И все-таки есть страницы, благодаря которым и сегодня становится доступна и внятна душа Вс. В. Он любил наш город так, как мог любить его человек, для которого не оставался немым ни один камень прекрасного творения Петра. Идете ли мимо Казанского собора, любуетесь ли решеткой Летнего сада, смотрите ли, как в небе плывет золотой кораблик на Адмиралтейском шпиле — вы словно листаете страницы его книги «Петербургские зодчие». Но больше всего я люблю новеллу, не вошедшую в сборник — «Надгробный плач», романтический рассказ о великой любви и великой скорби, навеянную надгробной фигурой рыдающей женщины работы скульптора Мартоса, что в Александро-Невской лавре.
Что сказать еще? Что по одной из самых лирических новелл «Чернышов мост» ленинградский композитор Геннадий Белов написал оперу, а режиссер Т. Крамарова поставила ее на сцене Ленинградской Консерватории; что перевод стихотворения Г. Орбелиани «Плачущей Нине Чавчавадзе» был положен на музыку и исполнен по радио как романс; что в 30-е годы его «Зеленая птичка» — совместное с Н. Гернет переложение фьябы К. Гоцци — шла на сцене ЛенТЮЗа; что театровед, интересующийся драматургией Н. А. Некрасова и русским водевилем, не пройдет мимо книг Вс. Успенского; что его совместные с братом Львом «Мифы Древней Греции» — для детей — переиздаются периодически, Начиная с военных лет.
Для книг определяют тираж. Но разве поддается учету все то, что он оставил в людях — в их умах и сердцах? Если сложить память всех, кто имел счастье знать его, благодарность всех, все те моменты, когда мы смогли найти единственно правильное решение в нашей работе, в нашей жизни, потому что это он нас незаметно научил, то разве это не значит, что он не ушел совсем?

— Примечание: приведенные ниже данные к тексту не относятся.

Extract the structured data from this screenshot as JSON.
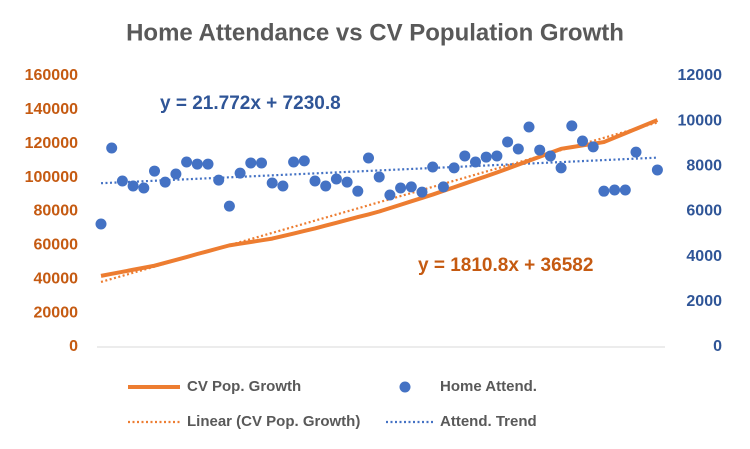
{
  "chart_data": {
    "type": "combo",
    "title": "Home Attendance vs CV Population Growth",
    "series": [
      {
        "name": "CV Pop. Growth",
        "type": "line",
        "color": "#ed7d31",
        "values": [
          42000,
          43200,
          44400,
          45600,
          46800,
          48000,
          49700,
          51400,
          53100,
          54900,
          56600,
          58300,
          60000,
          61000,
          62000,
          63000,
          64000,
          65500,
          67000,
          68500,
          70000,
          71700,
          73300,
          75000,
          76700,
          78300,
          80000,
          82000,
          84000,
          86000,
          88000,
          90000,
          92200,
          94300,
          96500,
          98700,
          100800,
          103000,
          105300,
          107700,
          110000,
          112300,
          114700,
          117000,
          118000,
          119000,
          120000,
          121000,
          123600,
          126200,
          128800,
          131400,
          134000
        ]
      },
      {
        "name": "Home Attend.",
        "type": "scatter",
        "color": "#4472c4",
        "axis": "y2",
        "values": [
          5447,
          8812,
          7350,
          7130,
          7040,
          7790,
          7300,
          7660,
          8190,
          8100,
          8100,
          7390,
          6240,
          7700,
          8150,
          8150,
          7260,
          7130,
          8190,
          8240,
          7350,
          7130,
          7440,
          7300,
          6900,
          8370,
          7530,
          6730,
          7040,
          7090,
          6860,
          7970,
          7090,
          7930,
          8460,
          8190,
          8410,
          8460,
          9080,
          8770,
          9740,
          8720,
          8460,
          7930,
          9790,
          9120,
          8860,
          6900,
          6950,
          6950,
          8630,
          null,
          7840
        ]
      }
    ],
    "trendlines": [
      {
        "name": "Linear (CV Pop. Growth)",
        "color": "#ed7d31",
        "slope": 1810.8,
        "intercept": 36582,
        "label": "y = 1810.8x + 36582"
      },
      {
        "name": "Attend. Trend",
        "color": "#4472c4",
        "axis": "y2",
        "slope": 21.772,
        "intercept": 7230.8,
        "label": "y = 21.772x + 7230.8"
      }
    ],
    "ylim": [
      0,
      160000
    ],
    "yticks": [
      0,
      20000,
      40000,
      60000,
      80000,
      100000,
      120000,
      140000,
      160000
    ],
    "ycolor": "#c55a11",
    "y2lim": [
      0,
      12000
    ],
    "y2ticks": [
      0,
      2000,
      4000,
      6000,
      8000,
      10000,
      12000
    ],
    "y2color": "#2f5597",
    "grid": false
  }
}
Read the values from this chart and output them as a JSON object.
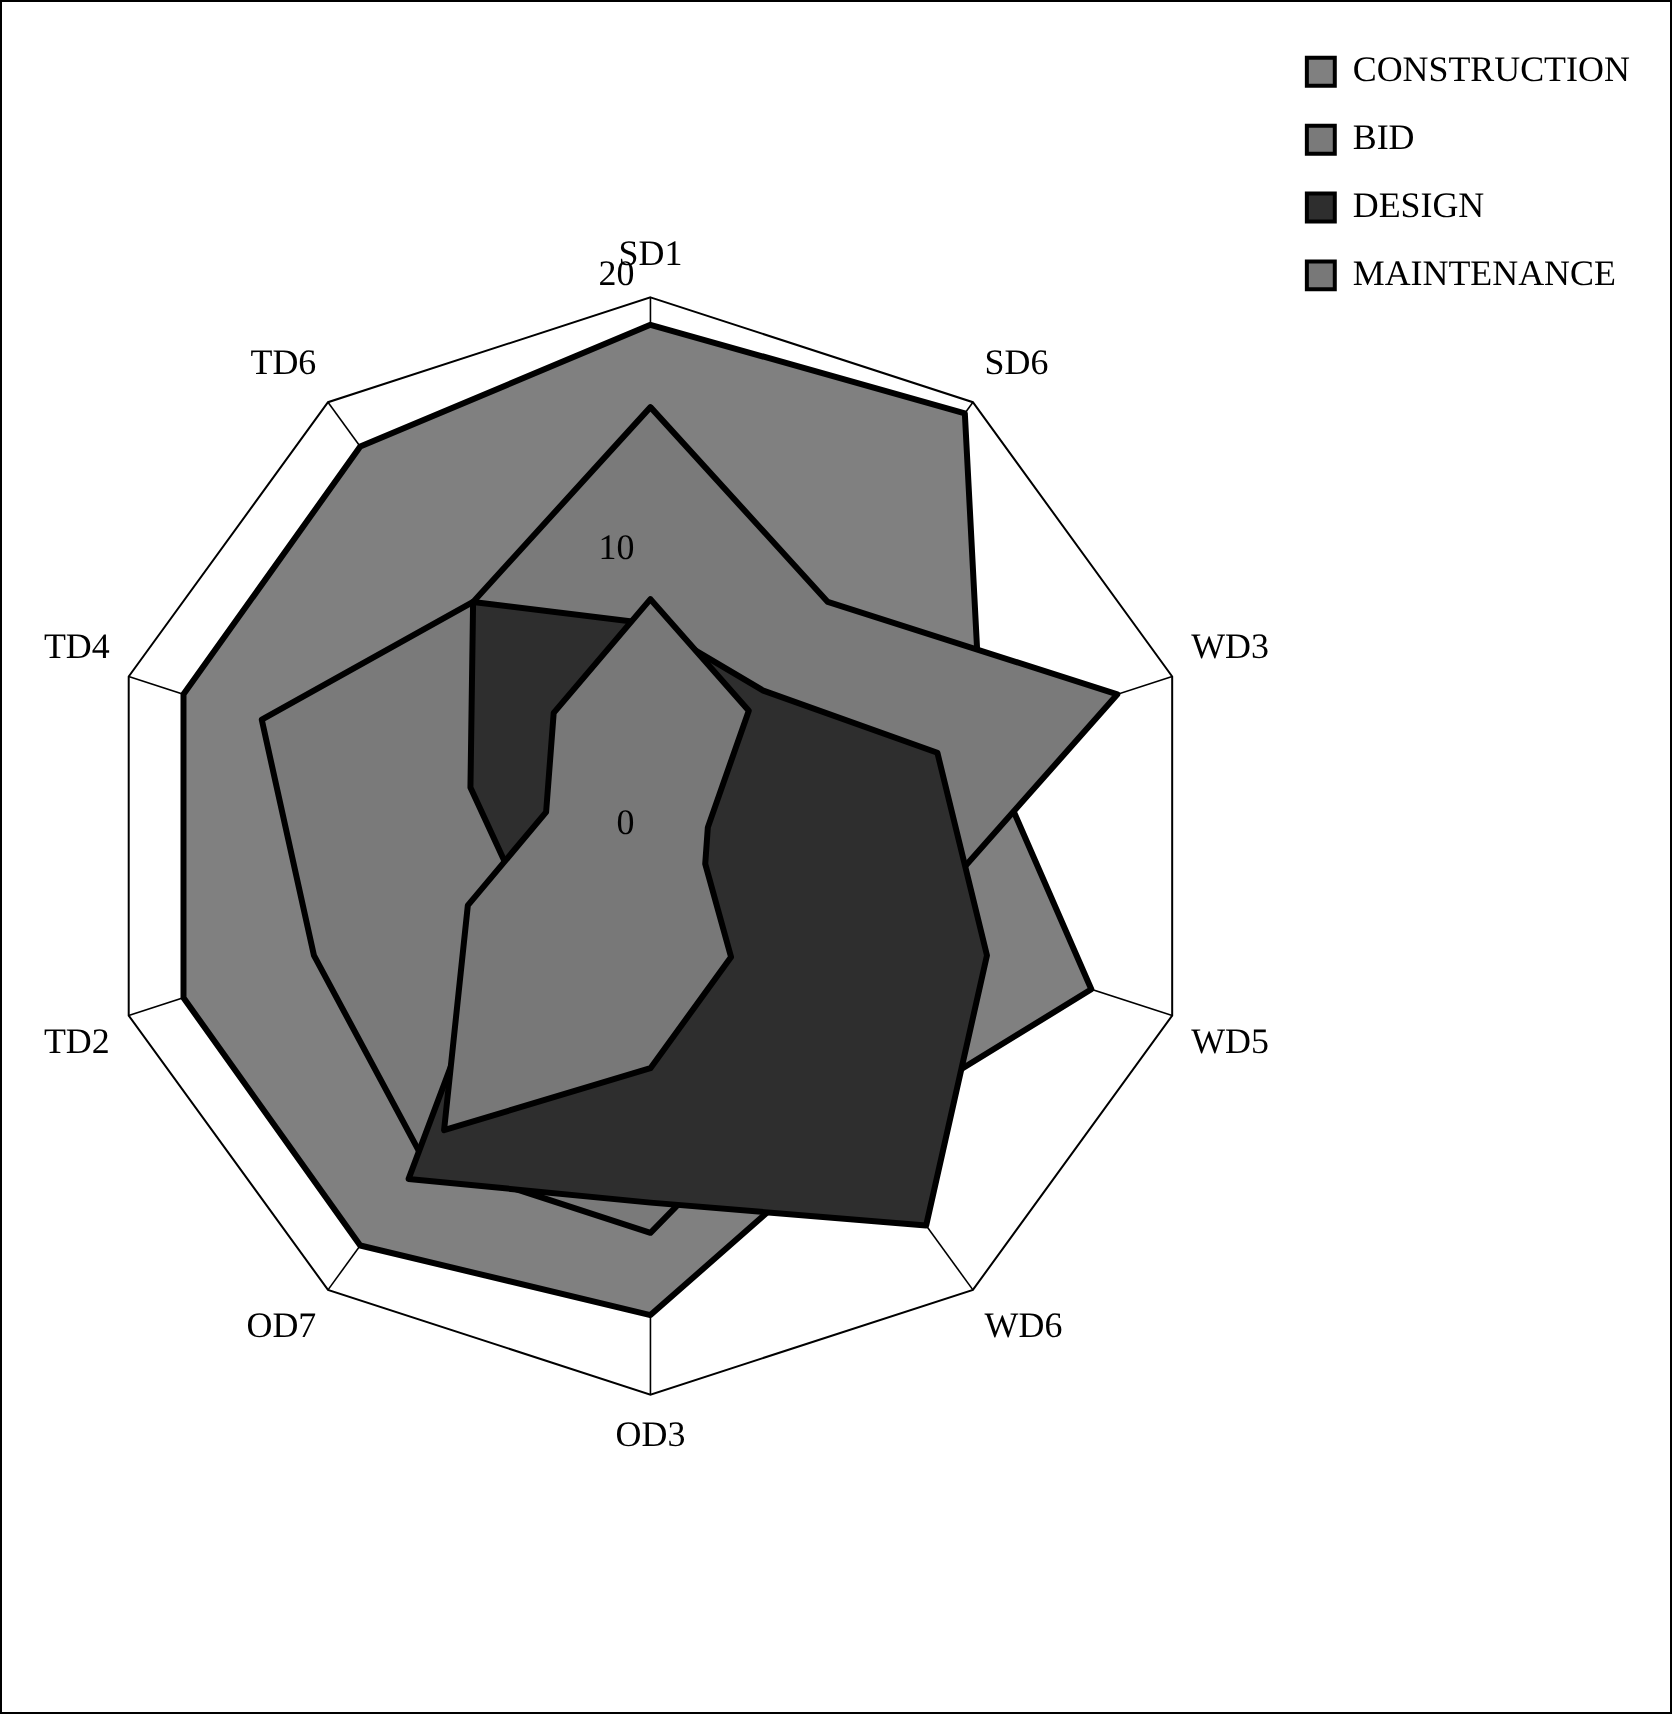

Свою рукописную автобиографию Вс. В. подытожил, как ему всегда было присуще, весьма скромно: «Вся моя жизнь прошла в повседневной работе преподавателя-словесника, в разработке отдельных вопросов истории и теории литературы и искусства, возникавших по ходу моей педагогической деятельности, и в попытках самому писать художественные произведения».
А я сейчас сделаю то, на что, я знаю твердо, Вс. В. очень рассердился бы. Очень. Но я все-таки рискну. Я процитирую стихи Д. Самойлова, он их не знал — они из 70-х годов:
Вот и все. Смежили очи гении.
И когда померкли небеса,
Словно в опустевшем помещении
Стали слышны наши голоса.
Тянем, тянем слово залежалое,
Говорим и вяло, и темно.
Как нас чествуют и как нас жалуют!
Нету их. И все разрешено.
Простите, Всеволод Васильевич! Я знаю, Вы искренне вознегодовали бы за такую аналогию, пожалуй, упрекнули бы меня не только в отсутствии чувства меры и такта, но и в литературном безвкусии. Пусть. Я стою на своем. И попробую оправдаться только другими стихами — Коркия:
Уйдут от нас учителя,
И станем мы учителями,
И то, на чем стоит Земля,
Вдруг станет нашими плечами…
Каждый подпирает как может — до последнего дня. Следующие — ау!